In Africa's Lesotho, election results suggest continued instability

In Africa's Lesotho, election results suggest continued instability
Lesotho Democratic Congress supporters cheer in the streets of the capital, Maseru, as election results trickled in March 2. Their party will be part of the new coalition government. (Hlompho Letsielo / AFP/Getty Images)

The southern African mountain kingdom of Lesotho appears headed for a new coalition government after an election that analysts said failed to heal deep divisions that surfaced in a failed coup last August.

The first move of the new coalition leader, Pakalitha Mosisili, was a case in point: a divisive announcement that he would reappoint the military commander who launched the coup attempt.

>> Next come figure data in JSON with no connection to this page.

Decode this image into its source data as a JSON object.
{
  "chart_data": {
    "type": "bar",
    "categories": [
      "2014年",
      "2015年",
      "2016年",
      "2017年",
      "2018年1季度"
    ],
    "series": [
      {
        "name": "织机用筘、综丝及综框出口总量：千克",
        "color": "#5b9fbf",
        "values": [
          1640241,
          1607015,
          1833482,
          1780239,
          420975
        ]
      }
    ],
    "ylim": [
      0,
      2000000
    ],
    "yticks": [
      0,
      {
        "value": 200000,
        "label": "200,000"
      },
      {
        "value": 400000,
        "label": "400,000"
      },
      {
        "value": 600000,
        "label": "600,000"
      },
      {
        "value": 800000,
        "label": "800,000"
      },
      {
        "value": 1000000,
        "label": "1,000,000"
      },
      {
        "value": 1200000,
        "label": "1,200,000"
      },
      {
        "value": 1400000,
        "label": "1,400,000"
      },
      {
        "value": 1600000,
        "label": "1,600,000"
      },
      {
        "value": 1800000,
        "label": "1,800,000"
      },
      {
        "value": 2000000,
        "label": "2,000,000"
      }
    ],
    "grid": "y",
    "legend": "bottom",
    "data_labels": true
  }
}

His move suggested that the military and police, which were aligned to rival political forces last year, will be as politicized as ever, a factor that could prolong the country's instability.

Also contributing to likely continued volatility is the fact that no party won power outright, leading to furious horse trading as rivals jostled to form a government.

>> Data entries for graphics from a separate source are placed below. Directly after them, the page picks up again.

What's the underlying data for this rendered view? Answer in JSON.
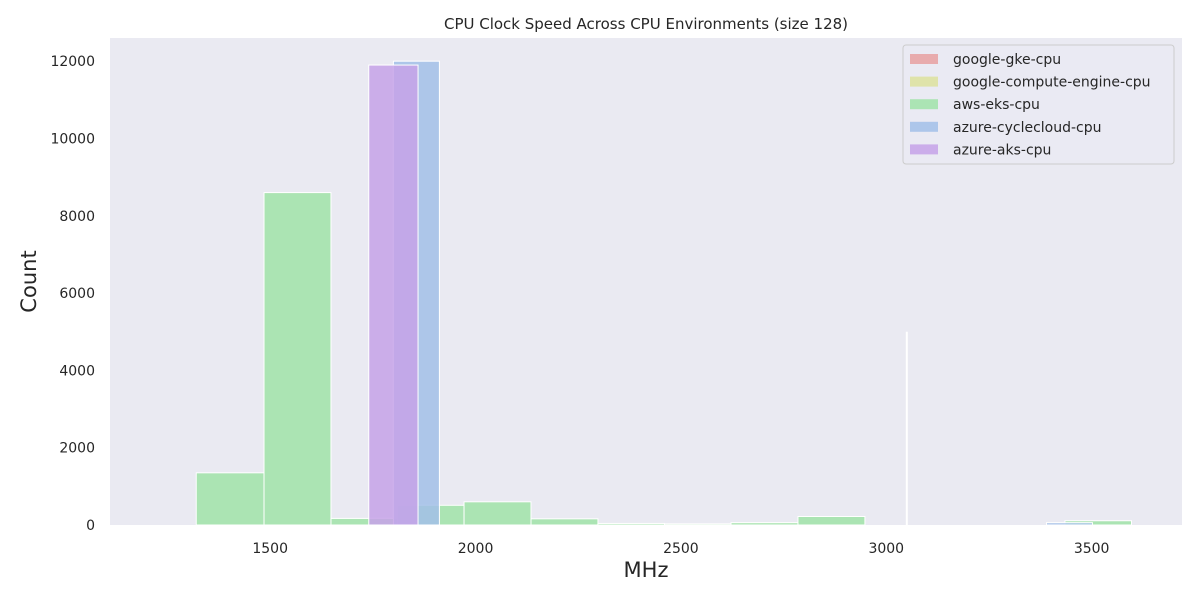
{
  "chart_data": {
    "type": "bar",
    "title": "CPU Clock Speed Across CPU Environments (size 128)",
    "xlabel": "MHz",
    "ylabel": "Count",
    "xlim": [
      1110,
      3720
    ],
    "ylim": [
      0,
      12600
    ],
    "xticks": [
      1500,
      2000,
      2500,
      3000,
      3500
    ],
    "yticks": [
      0,
      2000,
      4000,
      6000,
      8000,
      10000,
      12000
    ],
    "grid": false,
    "legend_position": "top-right",
    "series": [
      {
        "name": "google-gke-cpu",
        "color": "#e8a0a0",
        "bins": []
      },
      {
        "name": "google-compute-engine-cpu",
        "color": "#dde29c",
        "bins": []
      },
      {
        "name": "aws-eks-cpu",
        "color": "#a0e3a8",
        "bins": [
          {
            "x0": 1320,
            "x1": 1485,
            "count": 1350
          },
          {
            "x0": 1485,
            "x1": 1648,
            "count": 8600
          },
          {
            "x0": 1648,
            "x1": 1810,
            "count": 170
          },
          {
            "x0": 1810,
            "x1": 1972,
            "count": 510
          },
          {
            "x0": 1972,
            "x1": 2135,
            "count": 600
          },
          {
            "x0": 2135,
            "x1": 2298,
            "count": 160
          },
          {
            "x0": 2298,
            "x1": 2460,
            "count": 40
          },
          {
            "x0": 2460,
            "x1": 2622,
            "count": 30
          },
          {
            "x0": 2622,
            "x1": 2785,
            "count": 60
          },
          {
            "x0": 2785,
            "x1": 2948,
            "count": 220
          },
          {
            "x0": 3435,
            "x1": 3597,
            "count": 110
          }
        ]
      },
      {
        "name": "azure-cyclecloud-cpu",
        "color": "#a2bfe8",
        "bins": [
          {
            "x0": 1800,
            "x1": 1912,
            "count": 12000
          },
          {
            "x0": 3390,
            "x1": 3502,
            "count": 60
          }
        ]
      },
      {
        "name": "azure-aks-cpu",
        "color": "#c6a2e8",
        "bins": [
          {
            "x0": 1740,
            "x1": 1860,
            "count": 11900
          }
        ]
      }
    ],
    "annotations": [
      {
        "type": "vline",
        "x": 3050,
        "count": 5000,
        "color": "#ffffff"
      }
    ]
  }
}
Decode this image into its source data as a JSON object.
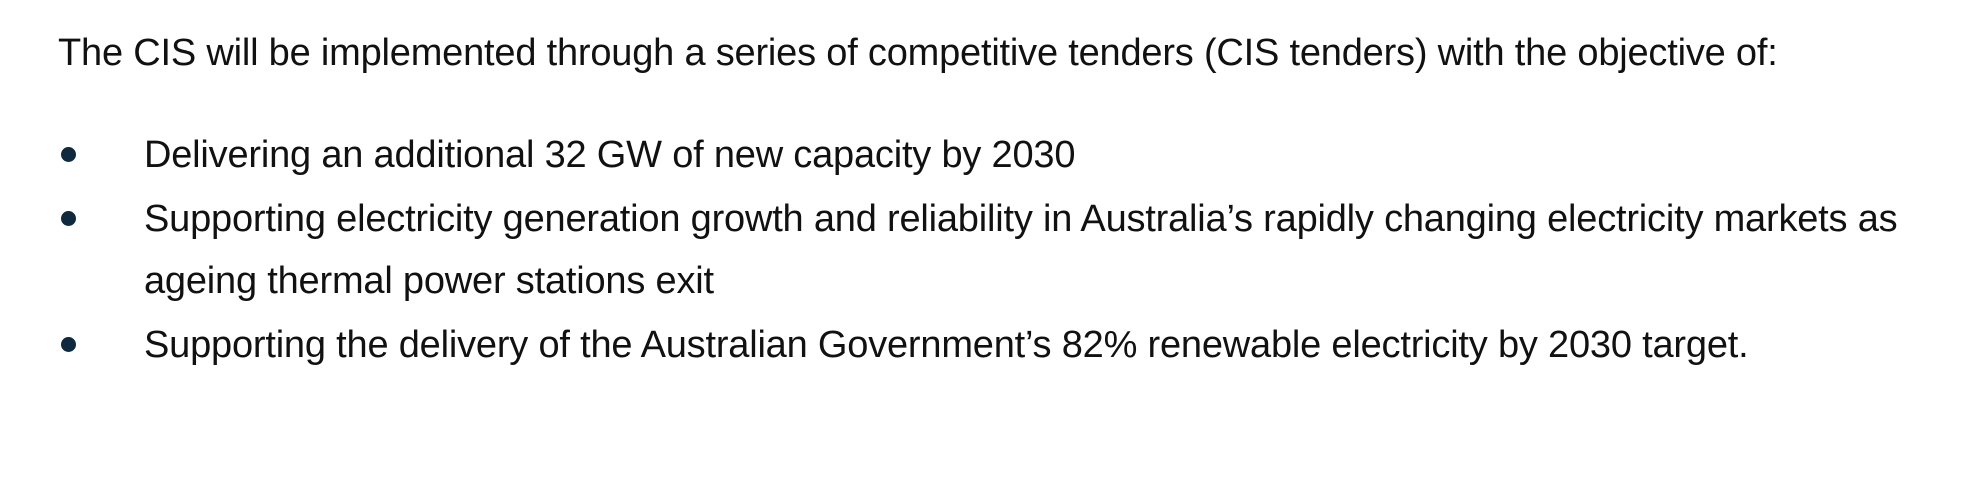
{
  "intro": "The CIS will be implemented through a series of competitive tenders (CIS tenders) with the objective of:",
  "bullets": [
    "Delivering an additional 32 GW of new capacity by 2030",
    "Supporting electricity generation growth and reliability in Australia’s rapidly changing electricity markets as ageing thermal power stations exit",
    "Supporting the delivery of the Australian Government’s 82% renewable electricity by 2030 target."
  ],
  "colors": {
    "text": "#111111",
    "bullet": "#0f2a3f"
  }
}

Mosisili cobbled together a coalition of seven parties, including his Democratic Congress, giving him a thin four-seat majority in parliament and earning him the right to govern.

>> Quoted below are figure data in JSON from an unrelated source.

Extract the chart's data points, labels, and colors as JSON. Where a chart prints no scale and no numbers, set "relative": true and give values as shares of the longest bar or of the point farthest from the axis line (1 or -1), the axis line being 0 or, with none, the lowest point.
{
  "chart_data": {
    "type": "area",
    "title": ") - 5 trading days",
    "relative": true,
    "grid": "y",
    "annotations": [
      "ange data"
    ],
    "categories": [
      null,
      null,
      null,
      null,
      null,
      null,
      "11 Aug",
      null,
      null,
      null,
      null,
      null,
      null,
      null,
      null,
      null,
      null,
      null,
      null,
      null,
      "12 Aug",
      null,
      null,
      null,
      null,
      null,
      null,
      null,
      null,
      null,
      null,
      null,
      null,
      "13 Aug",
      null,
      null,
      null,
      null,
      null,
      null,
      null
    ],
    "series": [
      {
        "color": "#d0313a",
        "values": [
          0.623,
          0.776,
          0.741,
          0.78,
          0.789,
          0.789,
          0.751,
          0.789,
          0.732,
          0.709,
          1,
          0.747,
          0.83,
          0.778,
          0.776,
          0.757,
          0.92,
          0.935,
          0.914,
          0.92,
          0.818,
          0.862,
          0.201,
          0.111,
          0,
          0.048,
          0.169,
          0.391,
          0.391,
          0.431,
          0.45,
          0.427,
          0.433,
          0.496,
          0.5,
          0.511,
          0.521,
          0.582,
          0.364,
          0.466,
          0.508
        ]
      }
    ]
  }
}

His party won 47 seats, just one seat more than the All Basotho Convention of his rival, outgoing Prime Minister Tom Thabane, who had appeared certain of victory in recent days.

Thabane recently vowed to punish those responsible for the attempted coup against him last year for destabilizing the country.

The new coalition needed at least 61 of parliament's 120 seats to govern, and its slim majority underscores the political fragility of the small kingdom, which is surrounded on all sides by South Africa.

The Democratic Congress' main coalition partner is the Lesotho Congress for Democracy, led by Mothetjoa Metsing, who was deputy prime minister to Thabane until a bitter falling-out last year after the prime minister ordered a corruption investigation into his then-deputy.

The fault line between the military, loyal to Metsing, and police, loyal to Thabane, played out in the coup attempt which followed.

Thabane fled to South Africa for several weeks after the army, under the command of Lt. Gen. Tlali Kamoli, surrounded his residence, attacked police stations and shut down the government television station.

Under a peace deal forged by South Africa last year, Kamoli had to leave the country. However, Mosisili said Wednesday that Kamoli would return as commander.

Like the security services, Lesotho's civil service is crammed with political rivals who back one party or another.

The country has seen shifting alliances and squabbles among three major political figures: Mosisili, Thabane and Metsing. Mosisili and Thabane were Lesotho Congress for Democracy members who left to form their own parties. In elections three years ago, Thabane's and Metsing's parties joined forces to take power, resulting in Mosisili's defeat as prime minister, before they in turn had last year's dramatic falling out.

Mosisili, who ruled Lesotho from 1998 to 2012, said the new coalition was determined to work together for the stability of the country and blamed the divisions in the security sector on Thabane.

Political analyst Tsoeu Petlane of the Transformation Resource Center, a nongovernmental organization that promotes peace and democracy, said that with seven parties, the coalition could falter in coming months, as did the last coalition government.


"I would not say this coalition would be more stable than the previous one," he said in a phone interview. "At the moment we have a coalition of seven parties. The two main parties [in the coalition] have 59 seats, which is just under the 50% needed to govern. Then you have got five other parties, bringing two seats or a single seat each. That means it's possible for the coalition to be as unstable as the previous one."

Petlane said the coalition leaders would likely offer positions and perks to minor leaders to keep them from defecting, making it difficult to deliver on a promise to trim government excesses.

Meanwhile, the main threat to the country's fragile democracy remains the rivalry and destabilization in Lesotho's security forces and civil service.

"Those divides have not been bridged and the tension has not been negotiated," Petlane said.